AI and Agentic Systems Security for DevSecOps
LLM Threats, Agent Authorization, Prompt Injection Defense, and the OWASP LLM Top 10
AI agents are being granted production access faster than security models can keep up. They read codebases, write pull requests, execute shell commands, query databases, and call external APIs — all autonomously. This volume is the security engineering reference for teams deploying agents in systems that matter.
The threat model chapter maps every OWASP LLM Top 10 vulnerability to concrete attack scenarios in production pipelines: prompt injection via pull request descriptions, insecure output handling in code generation agents, training data poisoning in fine-tuned models, and model denial-of-service in shared inference infrastructure. Each vulnerability includes detection strategies, preventive controls, and a red team exercise.
The agent authorization chapter introduces and implements the Principle of Least Authority (POLA) for agentic systems: capability-scoped tool definitions, session-scoped credential issuance, human-in-the-loop enforcement patterns, and the authorization boundary design that limits blast radius when an agent is compromised or behaves unexpectedly.
Multi-agent trust chains are the book's most forward-looking section: how to establish identity between agents in a pipeline, the A2A (Agent-to-Agent) protocol, attestation of agent actions for audit purposes, and the adversarial scenarios where malicious agents attempt to manipulate peer agents through injected context. Includes a complete implementation of a secure multi-agent DevSecOps pipeline using Claude, Gemini, and open-source models with verifiable action logs.
Four concrete capabilities you will have
Implement defense-in-depth against prompt injection: input sanitization, output validation, sandboxed tool execution, and canary token detection for indirect injection attacks
Design the POLA authorization model for AI agents: capability-scoped tool definitions, session-bound credentials, and the human-in-the-loop enforcement architecture
Build verifiable agent action logs that satisfy EU AI Act Article 12 traceability requirements and support post-incident forensics
Threat model a multi-agent pipeline against the OWASP LLM Top 10 and generate a risk-scored control list for your specific agent architecture
The idea behind Volume V
5 parts · 20 chapters
Part I — The AI Threat Landscape
OWASP LLM Top 10 deep-dive with DevSecOps-specific attack scenarios, the LLM attack surface model (input vectors, output channels, tool interfaces, training pipeline), adversarial ML basics for practitioners, and the EU AI Act compliance overview for high-risk AI systems.
Part II — Prompt Injection Defense
Direct vs. indirect prompt injection taxonomy, input sanitization strategies (allowlisting, schema validation, canary tokens), output validation patterns, sandboxed tool execution architecture, and the red team exercise library for testing injection resilience in your agents.

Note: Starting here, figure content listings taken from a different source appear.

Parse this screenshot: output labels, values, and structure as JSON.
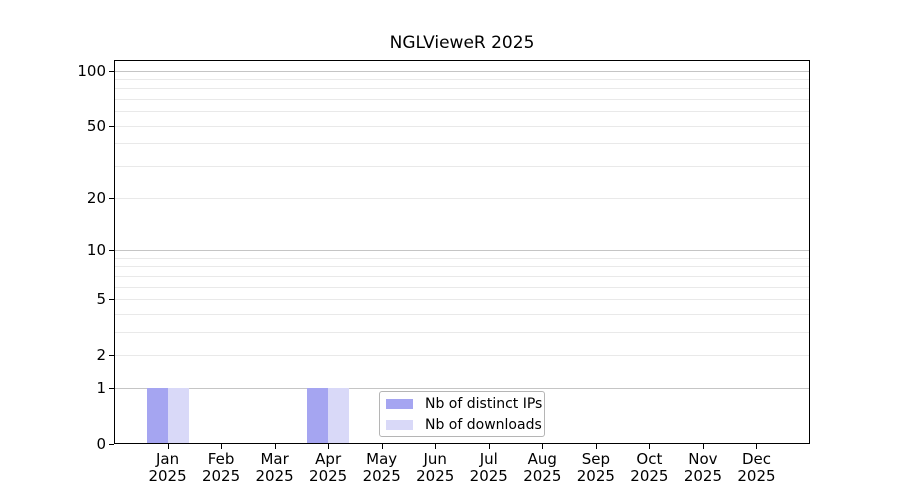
{
  "chart_data": {
    "type": "bar",
    "title": "NGLVieweR 2025",
    "categories": [
      "Jan 2025",
      "Feb 2025",
      "Mar 2025",
      "Apr 2025",
      "May 2025",
      "Jun 2025",
      "Jul 2025",
      "Aug 2025",
      "Sep 2025",
      "Oct 2025",
      "Nov 2025",
      "Dec 2025"
    ],
    "series": [
      {
        "name": "Nb of distinct IPs",
        "color": "#a5a5f1",
        "values": [
          1,
          0,
          0,
          1,
          0,
          0,
          0,
          0,
          0,
          0,
          0,
          0
        ]
      },
      {
        "name": "Nb of downloads",
        "color": "#d9d9f8",
        "values": [
          1,
          0,
          0,
          1,
          0,
          0,
          0,
          0,
          0,
          0,
          0,
          0
        ]
      }
    ],
    "y_axis": {
      "scale": "log1p",
      "max": 114,
      "tick_values": [
        0,
        1,
        2,
        5,
        10,
        20,
        50,
        100
      ],
      "gridlines_light": [
        2,
        3,
        4,
        5,
        6,
        7,
        8,
        9,
        20,
        30,
        40,
        50,
        60,
        70,
        80,
        90
      ],
      "gridlines_dark": [
        1,
        10,
        100
      ]
    },
    "legend_position": "bottom-center",
    "grid": true,
    "colors": {
      "grid_light": "#e9e9e9",
      "grid_dark": "#c5c5c5",
      "axis": "#000000",
      "legend_border": "#b5b5b5",
      "background": "#ffffff"
    }
  }
}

Part III — Agent Authorization and POLA
Principle of Least Authority applied to AI agents: capability-scoped tool definitions, session-scoped credential issuance via Vault or cloud IAM, human-in-the-loop patterns (approval gates, confidence thresholds, action budgets), and blast radius containment design.
Part IV — Multi-Agent Trust Chains
Agent identity and attestation (SPIFFE for agents), the A2A protocol for inter-agent communication, adversarial agent scenarios (context poisoning, capability escalation), and implementing a secure multi-agent pipeline with verifiable action logs.
Part V — AI Forensics and Compliance
Agent session lifecycle forensics, evidence collection for AI incidents, the Five Questions Framework for AI agent post-mortems, EU AI Act Article 12 implementation, and the AI governance integration pattern for existing DevSecOps programs.